Frank Wilkins appeals the district court's order denying his 42 U.S.C. § 1983 complaint. We affirm.
Wilkins was charged with burglary, theft, conspiracy to commit aggravated robbery, aggravated robbery, aggravated burglary, and kidnapping. Incident to their investigation, police officers seized property from Wilkins' vehicle and person, and subsequently seized property pursuant to a search warrant. Wilkins was convicted in state court and his appeal to the Kansas Court of Appeals was affirmed in part and reversed in part in an unpublished opinion filed August 6, 1999. The Kansas Supreme Court has granted review of the decision. While his appeal was pending with the Kansas Court of Appeals, Wilkins attempted to file a motion for replevin in state court, seeking the return of property that was seized. The county clerk refused to file the motion and Wilkins filed a petition for writ of mandamus seeking to compel the clerk to file his motion. The state administrative judge returned the petition for writ of mandamus and the motion for replevin to Wilkins, finding the replevin motion was "a civil remedy which you have attempted to pursue in one or both of the . . . criminal actions," and that Wilkins "would be unable to appear pro se to present the matter to the court." Aplt. Br., App. D.
Wilkins filed his civil rights complaint in federal district court pursuant to 42 U.S.C. § 1983, alleging inter alia that his constitutional rights were violated when he was denied the return of his personal property. The district court dismissed Wilkins' complaint for failure to state a claim. The court found the "property was seized as the result of a criminal investigation and has been retained pursuant to state statute during the pendency of his direct appeal." Record, Doc. 21 at 3.

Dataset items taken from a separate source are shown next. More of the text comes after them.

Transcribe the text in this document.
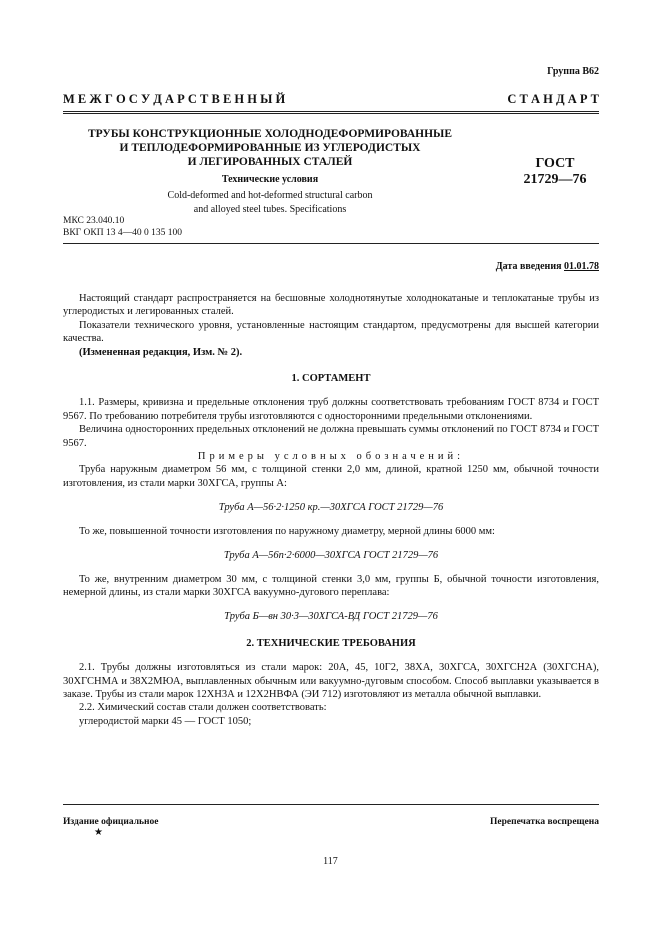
Группа В62
М Е Ж Г О С У Д А Р С Т В Е Н Н Ы Й	С Т А Н Д А Р Т
ТРУБЫ КОНСТРУКЦИОННЫЕ ХОЛОДНОДЕФОРМИРОВАННЫЕ
И ТЕПЛОДЕФОРМИРОВАННЫЕ ИЗ УГЛЕРОДИСТЫХ
И ЛЕГИРОВАННЫХ СТАЛЕЙ
Технические условия
Cold-deformed and hot-deformed structural carbon
and alloyed steel tubes. Specifications
ГОСТ
21729—76
МКС 23.040.10
ВКГ ОКП 13 4—40 0 135 100
Дата введения 01.01.78

Настоящий стандарт распространяется на бесшовные холоднотянутые холоднокатаные и теплокатаные трубы из углеродистых и легированных сталей.

Показатели технического уровня, установленные настоящим стандартом, предусмотрены для высшей категории качества.

(Измененная редакция, Изм. № 2).

1. СОРТАМЕНТ

1.1. Размеры, кривизна и предельные отклонения труб должны соответствовать требованиям ГОСТ 8734 и ГОСТ 9567. По требованию потребителя трубы изготовляются с односторонними предельными отклонениями.

Величина односторонних предельных отклонений не должна превышать суммы отклонений по ГОСТ 8734 и ГОСТ 9567.

Примеры условных обозначений:

Труба наружным диаметром 56 мм, с толщиной стенки 2,0 мм, длиной, кратной 1250 мм, обычной точности изготовления, из стали марки 30ХГСА, группы А:

Труба А—56·2·1250 кр.—30ХГСА ГОСТ 21729—76

То же, повышенной точности изготовления по наружному диаметру, мерной длины 6000 мм:

Труба А—56п·2·6000—30ХГСА ГОСТ 21729—76

То же, внутренним диаметром 30 мм, с толщиной стенки 3,0 мм, группы Б, обычной точности изготовления, немерной длины, из стали марки 30ХГСА вакуумно-дугового переплава:

Труба Б—вн 30·3—30ХГСА-ВД ГОСТ 21729—76
2. ТЕХНИЧЕСКИЕ ТРЕБОВАНИЯ

2.1. Трубы должны изготовляться из стали марок: 20А, 45, 10Г2, 38ХА, 30ХГСА, 30ХГСН2А (30ХГСНА), 30ХГСНМА и 38Х2МЮА, выплавленных обычным или вакуумно-дуговым способом. Способ выплавки указывается в заказе. Трубы из стали марок 12ХН3А и 12Х2НВФА (ЭИ 712) изготовляют из металла обычной выплавки.

2.2. Химический состав стали должен соответствовать:

углеродистой марки 45 — ГОСТ 1050;

Издание официальное	Перепечатка воспрещена
★
117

We review de novo the district court's decision to dismiss for failure to state a claim upon which relief can be granted. Miller v. Glanz, 948 F.2d 1562, 1565 (10th Cir. 1991). Under Kan. Stat. Ann. § 22-2512(1) (1995), seized property "shall be [] kept as long as necessary for the purpose of being produced as evidence on any trial." Since Wilkins' conviction is on appeal, the seized property may be necessary as evidence at a retrial. See State v. Antwine, 636 P.2d 208, 212 (Kan. Ct. App. 1981) (noting that the prosecution has "the discretion to determine what evidence will be used by the State in the prosecution of the case"). The district court did not err in finding Wilkins failed to state a claim for relief.
Wilkins also argues on appeal that his due process and equal protection rights were violated when the county clerk refused to file his motion for replevin. Wilkins did not raise this issue with the district court and we will not now consider it. See Singleton v. Wulff, 428 U.S. 106, 120 (1976); Lyons v. Jefferson Bank & Trust, 994 F.2d 716, 721 (10th Cir. 1993).
The decision of the district court is AFFIRMED. Wilkins shall continue making partial payments of assessed fees until the entire amount has been paid.
Entered for the Court
Mary Beck Briscoe
Circuit Judge
*.This order and judgment is not binding precedent, except under the doctrines of law of the case, res judicata, and collateral estoppel. The court generally disfavors the citation of orders and judgments; nevertheless, an order and judgment may be cited under the terms and conditions of 10th Cir. R. 36.3.